What is Race?
“It is important to emphasize the fact that ethnologists do not always us the word ‘race’ in a strictly genetic sense.”
It is undoubtedly true that people who live in some geographical regions have common heriditable peculiarities which distinguish them from other people.
When Anthropologists use the word race in this sense they follow the same practice as biologists. It is also a fact that some genotypes which do not form compact communities are more frequent in some regions than others. For instance, tall, long-headed people with fair hair and blue eyes are more common in Northern Europe than in other parts of the world. There is no evidence that there has ever been any time in the world’s history when all the inhabitants of a particular locality had these characteristics. Though we are entitled to speak of a Nordic type, the Nordic race is a myth.” (“Principles of Animal Biology,” Prof. Lancelot Hogben.)

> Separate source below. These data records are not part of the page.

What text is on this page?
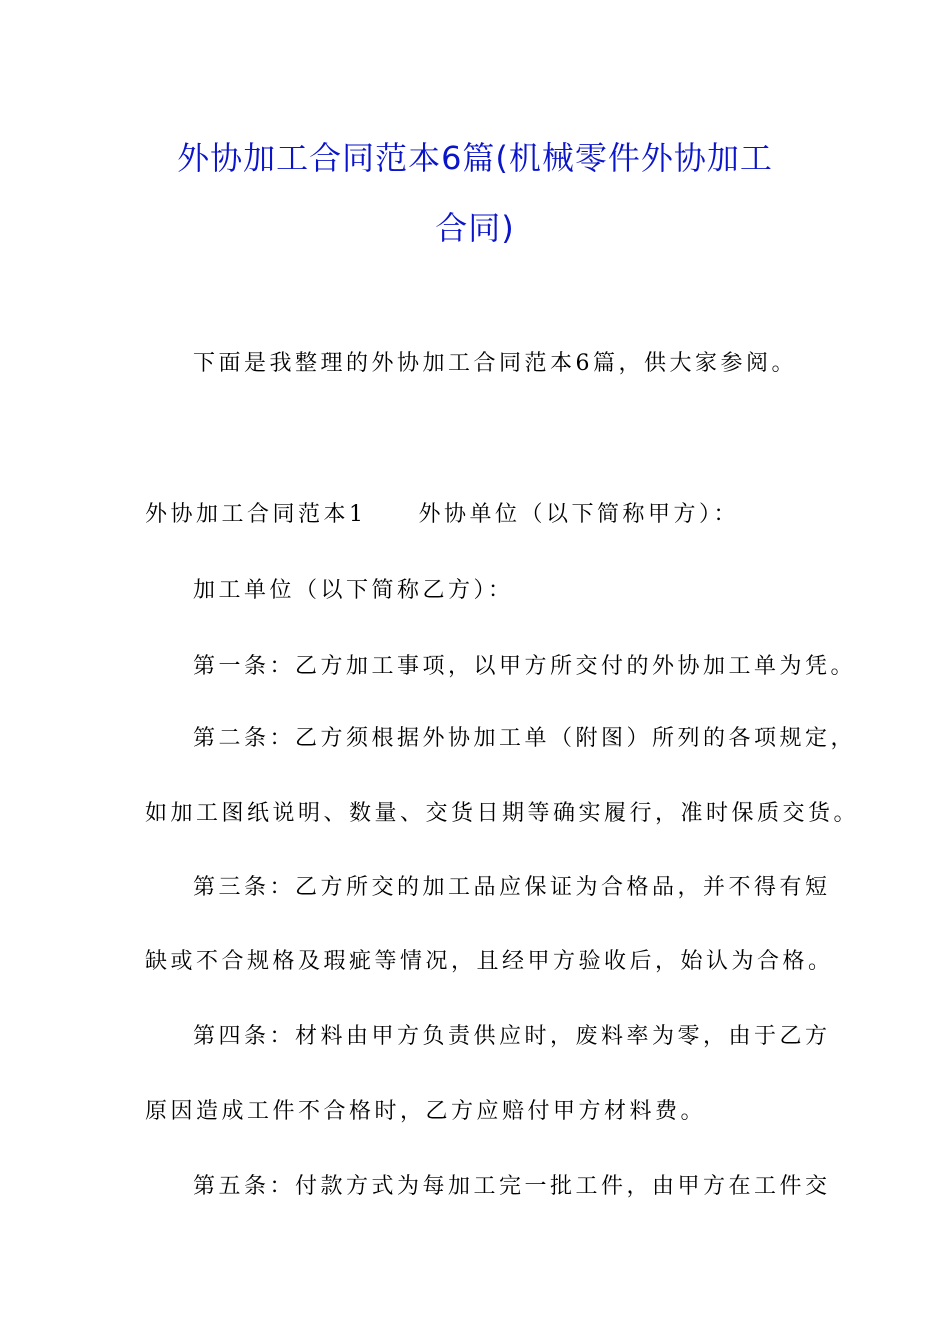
外协加工合同范本6篇(机械零件外协加工
合同)

下面是我整理的外协加工合同范本6篇，供大家参阅。

外协加工合同范本1 外协单位（以下简称甲方）：

加工单位（以下简称乙方）：

第一条：乙方加工事项，以甲方所交付的外协加工单为凭。

第二条：乙方须根据外协加工单（附图）所列的各项规定，

如加工图纸说明、数量、交货日期等确实履行，准时保质交货。

第三条：乙方所交的加工品应保证为合格品，并不得有短

缺或不合规格及瑕疵等情况，且经甲方验收后，始认为合格。

第四条：材料由甲方负责供应时，废料率为零，由于乙方

原因造成工件不合格时，乙方应赔付甲方材料费。

第五条：付款方式为每加工完一批工件，由甲方在工件交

The Jewish race is also a misnomer. Human beings who are so classified include immigrants from Palestine or other parts of Asia Minor and their Proselytes among Slav and Tartar peoples of Eastern Europe. Though there is a high concentration of some hereditable characteristics among members of the Jewish religion and their descendants because of the taboo which forbids interbreeding with those who do not share their peculiar dietetic preferences, no physical characteristics distinguish all Jews as such from any other people.
Their common cultural characteristics are largely, if not exclusively, the product of a common tradition reinforced by persecution and restriction of civil privileges for many centuries. (“Principles of Animal Biology,” Prof. Lancelot Hogben).